Так отражал Владимир мыслями и сердцем ужасное объявление ересиарха. Молчание Паткуля при поверке завещания Кропотова и ответы ясновидящего слепца, для которого несчастный не таил долее истории своей жизни, утвердили его в мыслях, что Андрей Денисов не отец его.

Между тем в лагере осаждавших случилось происшествие, весьма близкое к нашему Владимиру. В один день, когда русский военачальник с высоты, им осиленной, вперил орлиные взоры на башни Мариенбурга, уже не так бойко поговаривавшие, пришли доложить ему, что один раненый рядовой имеет объявить ему слово и дело.
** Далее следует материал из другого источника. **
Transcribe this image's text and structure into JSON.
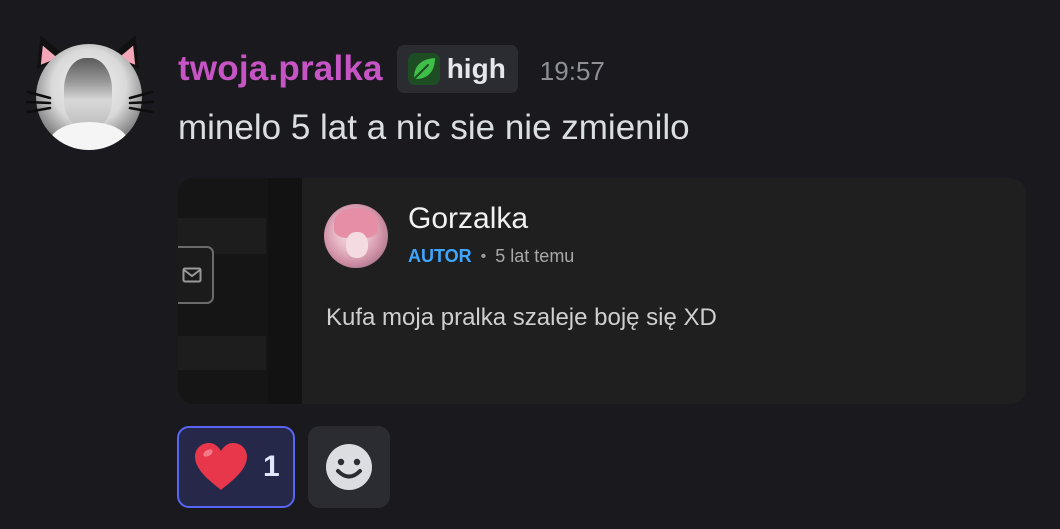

Фельдмаршал вошел в свою ставку, туда ж призван и солдат: это был тот самый, которому Андрей Денисов поручил отдать свое послание. Оно вручено фельдмаршалу с обыкновенными солдатскими темпами уважения и подчиненности. Величаво и проницательно взглянул Борис Петрович на служивого и, прочтя на открытом его лице одно смелое добродушие, ласково спросил его, что это значит? Тут подробно рассказал ему рядовой о встрече своей с Денисовым, которого называл переодевшимся боярином. Горестная дума осенила лицо военачальника в то время, как он читал письмо. В этом письме давали знать, кто такой Владимир: довольно было этого объяснения, чтобы погубить его. К тому ж Андрей Денисов присовокуплял, что в то же время, как писал фельдмаршалу, он уведомляет о злодее и Преображенский приказ. По прочтении послания Борис Петрович обратился к солдату, приметно удерживаясь от гнева.